Charismatic 'Papa Chiang'

Yet "Papa Chiang" is not only a master of his trade, but also a charismatic leader who is able to attract the best from various fields. Both Jack Sun and Burn Lin, world-renowned inventor of immersion lithography and senior director of TSMC's Micropatterning Technology Division, count among the world-class semiconductor heavyweights that Chiang recruited for the company. And it's these two men who represent the new generation of leaders that runs TSMC as the company keeps advancing its process technology. TSMC employees used to affectionately call their unpretentious R&D chief "Papa Chiang," as if he were a member of their own families.

Chiang's leadership style of delegating authority and his unpretentious character have won him the respect of subordinates and superiors alike.

At TSCM it is common knowledge that "Papa Chiang" likes to hike on holidays and that his hiking buddies include a number of entry-level employees. From the top to the bottom of the TSMC hierarchy, mentioning the perpetually smiling "Papa Chiang" is like mentioning a family elder. In her blog a young TSMC employee even confessed that "Papa Chiang" is her idol.

Chiang's friendliness and charisma is actually praised throughout the entire semiconductor industry. Nicky C.C. Lu, president and CEO of Etron Technology Inc., reveals that Chiang was already a technology pioneer in the semiconductor business when he was still with Hewlett Packard (HP) in the United States. "When he was at HP, he was already a famous, friendly, very considerate person," Lu recalls. While Chiang does not talk a lot, he has charisma. "He is very good at coaching his subordinates," Lu notes.

Lu thinks that TSMC reeled in Chiang at the time not only because they had noticed his technological prowess, but also because of the way he relates to staff and his well-developed customer relations.

The Two Spearheads for TSMC Technology

Chenming Hu became TSMC's first-ever chief technology officer in 2001 after taking a three-year leave from his teaching career at the University of California, Berkeley. He and Chiang serve as the two spearheads for TSMC's technological advancements.

Very few people know that the complementary relationship Chiang and Hu enjoy began when they were classmates in the Electrical Engineering Department at National Taiwan University. In order to closely connect R&D and production, Shang-yi Chiang often personally visits the production lines to talk with employees.

What happened when Hu joined TSMC again highlights how much Morris Chang cherishes Shang-yi Chiang. Chiang had always been TSMC's top executive in R&D. So when the company decided to establish the new post of chief technology officer (CTO) and recruited Hu for it, Chang not only discussed the matter with Chiang beforehand, but also asked him to write the job description for the new post.

Chiang was not consumed by a sense of rivalry when Hu, a global star of the semiconductor industry, started at TSMC. Instead, he joined hands with his new colleague and old schoolmate to further widen the company's technological lead over its competitors.

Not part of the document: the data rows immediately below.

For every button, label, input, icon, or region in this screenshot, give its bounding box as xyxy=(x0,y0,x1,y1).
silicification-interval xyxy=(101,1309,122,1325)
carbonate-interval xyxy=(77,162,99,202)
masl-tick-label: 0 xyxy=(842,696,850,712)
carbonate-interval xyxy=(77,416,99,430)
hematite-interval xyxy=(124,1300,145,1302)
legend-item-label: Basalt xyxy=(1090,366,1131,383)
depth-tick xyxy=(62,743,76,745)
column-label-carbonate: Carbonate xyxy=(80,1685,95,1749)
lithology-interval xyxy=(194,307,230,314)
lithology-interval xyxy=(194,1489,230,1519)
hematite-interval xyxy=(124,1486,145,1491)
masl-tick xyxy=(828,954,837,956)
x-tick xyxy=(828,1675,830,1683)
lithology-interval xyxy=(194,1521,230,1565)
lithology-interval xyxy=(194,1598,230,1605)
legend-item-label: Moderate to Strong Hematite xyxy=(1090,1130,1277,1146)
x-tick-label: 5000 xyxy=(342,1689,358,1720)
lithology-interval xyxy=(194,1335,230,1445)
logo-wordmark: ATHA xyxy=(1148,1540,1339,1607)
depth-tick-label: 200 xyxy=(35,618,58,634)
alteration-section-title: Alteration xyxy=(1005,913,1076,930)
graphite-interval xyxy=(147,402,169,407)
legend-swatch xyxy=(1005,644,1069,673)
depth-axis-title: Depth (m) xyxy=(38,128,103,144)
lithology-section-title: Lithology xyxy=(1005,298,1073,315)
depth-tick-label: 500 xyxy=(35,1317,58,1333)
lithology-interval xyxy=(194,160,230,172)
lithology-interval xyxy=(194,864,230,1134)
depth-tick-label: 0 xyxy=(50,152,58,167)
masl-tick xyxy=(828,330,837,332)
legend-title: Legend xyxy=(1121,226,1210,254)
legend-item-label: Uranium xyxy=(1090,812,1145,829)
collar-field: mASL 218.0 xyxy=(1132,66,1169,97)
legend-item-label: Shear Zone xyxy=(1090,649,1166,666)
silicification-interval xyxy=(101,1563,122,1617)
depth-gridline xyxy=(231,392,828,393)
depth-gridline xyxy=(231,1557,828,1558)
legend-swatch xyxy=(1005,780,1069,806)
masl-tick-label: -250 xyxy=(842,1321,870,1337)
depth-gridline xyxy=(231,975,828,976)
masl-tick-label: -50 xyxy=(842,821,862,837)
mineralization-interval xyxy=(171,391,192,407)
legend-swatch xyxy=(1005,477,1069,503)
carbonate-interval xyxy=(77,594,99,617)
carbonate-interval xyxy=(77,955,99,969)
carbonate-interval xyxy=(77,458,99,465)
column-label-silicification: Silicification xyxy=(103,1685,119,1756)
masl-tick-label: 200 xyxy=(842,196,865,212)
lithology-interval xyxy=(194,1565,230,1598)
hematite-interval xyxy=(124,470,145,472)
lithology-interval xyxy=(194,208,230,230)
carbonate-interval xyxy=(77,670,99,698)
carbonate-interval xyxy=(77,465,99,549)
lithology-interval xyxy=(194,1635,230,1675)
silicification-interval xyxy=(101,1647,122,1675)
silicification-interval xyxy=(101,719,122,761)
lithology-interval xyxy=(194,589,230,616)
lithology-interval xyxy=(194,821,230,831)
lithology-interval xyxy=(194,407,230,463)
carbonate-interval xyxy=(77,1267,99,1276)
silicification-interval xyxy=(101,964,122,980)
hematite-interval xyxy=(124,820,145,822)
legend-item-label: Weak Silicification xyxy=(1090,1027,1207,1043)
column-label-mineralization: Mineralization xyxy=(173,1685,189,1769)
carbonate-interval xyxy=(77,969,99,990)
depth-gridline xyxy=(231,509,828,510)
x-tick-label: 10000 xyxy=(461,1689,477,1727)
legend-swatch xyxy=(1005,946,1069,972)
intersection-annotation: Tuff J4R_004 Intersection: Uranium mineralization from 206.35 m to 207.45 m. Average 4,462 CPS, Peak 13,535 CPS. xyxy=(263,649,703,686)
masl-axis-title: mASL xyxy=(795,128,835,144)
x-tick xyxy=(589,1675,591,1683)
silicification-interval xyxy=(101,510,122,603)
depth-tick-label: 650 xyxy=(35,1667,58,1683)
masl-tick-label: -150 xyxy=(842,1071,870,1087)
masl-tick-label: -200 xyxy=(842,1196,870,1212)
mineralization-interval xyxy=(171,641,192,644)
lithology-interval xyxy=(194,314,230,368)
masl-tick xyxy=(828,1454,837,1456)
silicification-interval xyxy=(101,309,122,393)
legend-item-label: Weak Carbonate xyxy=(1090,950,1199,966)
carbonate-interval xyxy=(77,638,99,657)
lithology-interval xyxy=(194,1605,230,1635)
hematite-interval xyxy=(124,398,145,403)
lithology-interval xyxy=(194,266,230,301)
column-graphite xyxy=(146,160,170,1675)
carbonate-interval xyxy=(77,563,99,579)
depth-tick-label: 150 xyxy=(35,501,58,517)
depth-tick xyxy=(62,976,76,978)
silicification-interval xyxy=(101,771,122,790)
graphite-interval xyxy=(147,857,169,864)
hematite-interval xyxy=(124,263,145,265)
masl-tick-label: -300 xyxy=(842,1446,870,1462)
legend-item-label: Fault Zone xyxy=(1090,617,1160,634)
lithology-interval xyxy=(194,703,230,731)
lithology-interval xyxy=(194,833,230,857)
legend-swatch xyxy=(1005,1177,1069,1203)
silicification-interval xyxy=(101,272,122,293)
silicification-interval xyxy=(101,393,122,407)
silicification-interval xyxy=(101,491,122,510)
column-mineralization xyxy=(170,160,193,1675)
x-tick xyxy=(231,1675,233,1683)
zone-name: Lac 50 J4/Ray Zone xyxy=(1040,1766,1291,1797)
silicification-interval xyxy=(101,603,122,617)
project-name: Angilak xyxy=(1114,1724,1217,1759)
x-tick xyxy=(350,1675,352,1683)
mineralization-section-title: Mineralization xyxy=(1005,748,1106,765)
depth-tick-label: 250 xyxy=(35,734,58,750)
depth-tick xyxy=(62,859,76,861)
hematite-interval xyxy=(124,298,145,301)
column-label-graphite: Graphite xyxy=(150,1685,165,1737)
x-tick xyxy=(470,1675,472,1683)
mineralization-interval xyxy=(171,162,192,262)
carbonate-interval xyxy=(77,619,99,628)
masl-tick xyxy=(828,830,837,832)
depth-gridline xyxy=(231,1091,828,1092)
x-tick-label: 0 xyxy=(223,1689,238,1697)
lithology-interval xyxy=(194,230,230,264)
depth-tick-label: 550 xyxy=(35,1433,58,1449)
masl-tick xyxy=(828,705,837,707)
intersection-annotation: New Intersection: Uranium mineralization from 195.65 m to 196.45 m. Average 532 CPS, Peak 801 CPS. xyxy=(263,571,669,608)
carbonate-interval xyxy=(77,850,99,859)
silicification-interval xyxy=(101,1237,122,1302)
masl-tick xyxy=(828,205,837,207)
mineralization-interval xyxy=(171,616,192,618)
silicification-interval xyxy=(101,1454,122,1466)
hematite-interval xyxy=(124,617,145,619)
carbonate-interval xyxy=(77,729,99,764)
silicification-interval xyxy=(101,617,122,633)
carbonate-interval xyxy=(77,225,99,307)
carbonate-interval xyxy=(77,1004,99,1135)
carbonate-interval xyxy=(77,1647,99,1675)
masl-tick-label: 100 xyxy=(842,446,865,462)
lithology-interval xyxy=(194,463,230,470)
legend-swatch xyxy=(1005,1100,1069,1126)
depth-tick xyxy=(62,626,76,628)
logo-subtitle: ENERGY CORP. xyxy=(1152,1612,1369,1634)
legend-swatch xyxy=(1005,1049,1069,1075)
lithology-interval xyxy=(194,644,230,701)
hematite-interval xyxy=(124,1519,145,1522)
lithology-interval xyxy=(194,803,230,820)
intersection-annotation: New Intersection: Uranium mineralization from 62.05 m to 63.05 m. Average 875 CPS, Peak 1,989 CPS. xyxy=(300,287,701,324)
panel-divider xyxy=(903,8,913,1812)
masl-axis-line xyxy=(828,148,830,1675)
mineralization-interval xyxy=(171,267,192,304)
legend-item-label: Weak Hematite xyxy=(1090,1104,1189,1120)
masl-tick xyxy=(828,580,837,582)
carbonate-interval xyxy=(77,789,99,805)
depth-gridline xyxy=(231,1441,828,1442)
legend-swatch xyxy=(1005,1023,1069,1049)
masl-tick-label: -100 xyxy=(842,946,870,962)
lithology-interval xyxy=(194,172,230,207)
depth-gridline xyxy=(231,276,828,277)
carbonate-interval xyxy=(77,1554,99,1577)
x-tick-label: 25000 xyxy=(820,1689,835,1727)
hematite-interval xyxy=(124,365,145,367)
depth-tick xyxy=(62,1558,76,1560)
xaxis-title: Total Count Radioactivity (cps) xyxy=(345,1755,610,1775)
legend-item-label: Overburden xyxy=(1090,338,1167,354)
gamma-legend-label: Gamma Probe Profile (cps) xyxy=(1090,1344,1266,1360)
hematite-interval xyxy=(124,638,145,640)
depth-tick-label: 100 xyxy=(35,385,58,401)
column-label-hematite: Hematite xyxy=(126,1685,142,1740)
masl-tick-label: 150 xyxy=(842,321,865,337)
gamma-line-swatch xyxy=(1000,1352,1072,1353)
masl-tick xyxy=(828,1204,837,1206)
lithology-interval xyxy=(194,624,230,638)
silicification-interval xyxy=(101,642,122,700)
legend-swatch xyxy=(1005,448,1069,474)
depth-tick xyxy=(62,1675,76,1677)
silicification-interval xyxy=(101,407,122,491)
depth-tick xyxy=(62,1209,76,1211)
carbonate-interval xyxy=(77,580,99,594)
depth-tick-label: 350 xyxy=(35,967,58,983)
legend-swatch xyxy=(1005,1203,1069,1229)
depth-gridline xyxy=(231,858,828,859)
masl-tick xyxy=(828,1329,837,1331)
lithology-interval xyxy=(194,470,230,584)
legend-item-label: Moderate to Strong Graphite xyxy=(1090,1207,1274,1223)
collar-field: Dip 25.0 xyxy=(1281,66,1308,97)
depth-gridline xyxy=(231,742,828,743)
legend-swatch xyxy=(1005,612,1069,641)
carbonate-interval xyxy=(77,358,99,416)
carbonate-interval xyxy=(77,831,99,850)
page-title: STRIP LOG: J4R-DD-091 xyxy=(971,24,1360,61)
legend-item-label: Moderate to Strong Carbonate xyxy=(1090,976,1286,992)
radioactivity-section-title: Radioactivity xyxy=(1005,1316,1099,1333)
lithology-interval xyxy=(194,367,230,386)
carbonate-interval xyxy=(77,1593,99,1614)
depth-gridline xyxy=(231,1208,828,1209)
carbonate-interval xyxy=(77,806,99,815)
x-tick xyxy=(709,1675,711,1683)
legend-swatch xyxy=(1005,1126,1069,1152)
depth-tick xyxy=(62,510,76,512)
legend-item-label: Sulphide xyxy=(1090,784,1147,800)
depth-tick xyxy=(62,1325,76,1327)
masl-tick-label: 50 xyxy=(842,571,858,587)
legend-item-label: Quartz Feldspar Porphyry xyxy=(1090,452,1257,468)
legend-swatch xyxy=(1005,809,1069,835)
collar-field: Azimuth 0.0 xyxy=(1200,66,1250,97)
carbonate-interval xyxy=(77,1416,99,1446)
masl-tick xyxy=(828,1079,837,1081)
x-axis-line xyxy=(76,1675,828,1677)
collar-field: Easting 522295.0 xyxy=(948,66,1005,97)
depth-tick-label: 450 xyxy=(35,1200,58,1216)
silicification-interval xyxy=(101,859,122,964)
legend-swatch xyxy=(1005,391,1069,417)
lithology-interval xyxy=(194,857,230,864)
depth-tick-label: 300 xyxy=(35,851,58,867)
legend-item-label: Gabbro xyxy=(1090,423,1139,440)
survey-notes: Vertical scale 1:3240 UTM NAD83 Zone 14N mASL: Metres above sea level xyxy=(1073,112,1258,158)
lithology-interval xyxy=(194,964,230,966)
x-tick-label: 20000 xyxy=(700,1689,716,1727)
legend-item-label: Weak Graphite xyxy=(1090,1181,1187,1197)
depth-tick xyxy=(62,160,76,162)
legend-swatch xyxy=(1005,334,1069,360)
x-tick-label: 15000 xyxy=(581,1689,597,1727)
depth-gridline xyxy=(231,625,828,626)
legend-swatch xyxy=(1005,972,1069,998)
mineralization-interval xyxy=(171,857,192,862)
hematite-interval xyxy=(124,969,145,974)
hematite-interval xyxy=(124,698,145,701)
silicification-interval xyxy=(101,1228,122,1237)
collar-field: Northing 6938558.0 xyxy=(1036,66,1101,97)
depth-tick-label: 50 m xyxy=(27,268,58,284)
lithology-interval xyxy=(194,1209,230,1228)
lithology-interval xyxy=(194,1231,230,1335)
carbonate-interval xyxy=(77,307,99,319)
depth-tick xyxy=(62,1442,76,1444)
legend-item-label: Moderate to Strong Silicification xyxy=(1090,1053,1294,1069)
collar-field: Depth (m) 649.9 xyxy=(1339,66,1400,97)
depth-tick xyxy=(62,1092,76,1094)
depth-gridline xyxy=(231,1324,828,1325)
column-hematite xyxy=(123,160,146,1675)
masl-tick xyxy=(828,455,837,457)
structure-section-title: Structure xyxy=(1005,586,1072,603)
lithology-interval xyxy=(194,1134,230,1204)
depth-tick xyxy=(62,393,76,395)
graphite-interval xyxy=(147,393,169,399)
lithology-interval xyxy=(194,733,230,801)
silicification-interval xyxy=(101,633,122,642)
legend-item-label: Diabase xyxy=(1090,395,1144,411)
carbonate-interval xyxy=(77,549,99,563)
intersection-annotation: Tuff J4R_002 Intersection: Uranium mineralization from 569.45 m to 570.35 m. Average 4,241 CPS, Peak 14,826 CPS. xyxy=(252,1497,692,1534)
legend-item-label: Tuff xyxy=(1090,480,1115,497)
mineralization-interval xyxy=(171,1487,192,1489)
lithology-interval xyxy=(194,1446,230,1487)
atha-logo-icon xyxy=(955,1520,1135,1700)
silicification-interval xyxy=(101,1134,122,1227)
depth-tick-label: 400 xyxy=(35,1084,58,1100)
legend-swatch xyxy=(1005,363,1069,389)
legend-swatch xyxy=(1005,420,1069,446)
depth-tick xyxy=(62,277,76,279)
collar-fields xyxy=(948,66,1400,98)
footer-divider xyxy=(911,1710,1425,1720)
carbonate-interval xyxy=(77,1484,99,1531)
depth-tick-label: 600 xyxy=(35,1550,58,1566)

TSMC's high yields in mass production in the 0.45 to 0.65-micron range are also owed to the concerted efforts of Chiang and Hu.

While "Papa Chiang" has retired from TSMC, his importance for the company cannot be refuted. Of the three companies in which TSMC took a controlling stake over the past three years - Global Unichip, VisEra and Xintec - TSMC board member F.C. Tseng is chairman of the first, but "Papa Chiang" chairs the latter two.

VisEra and Xintec are crucial for TSMC's strategy of expanding business into new-generation chip packaging technology. Who else but "Papa Chiang" could play the role of helmsman in TSMC's acquisition campaign?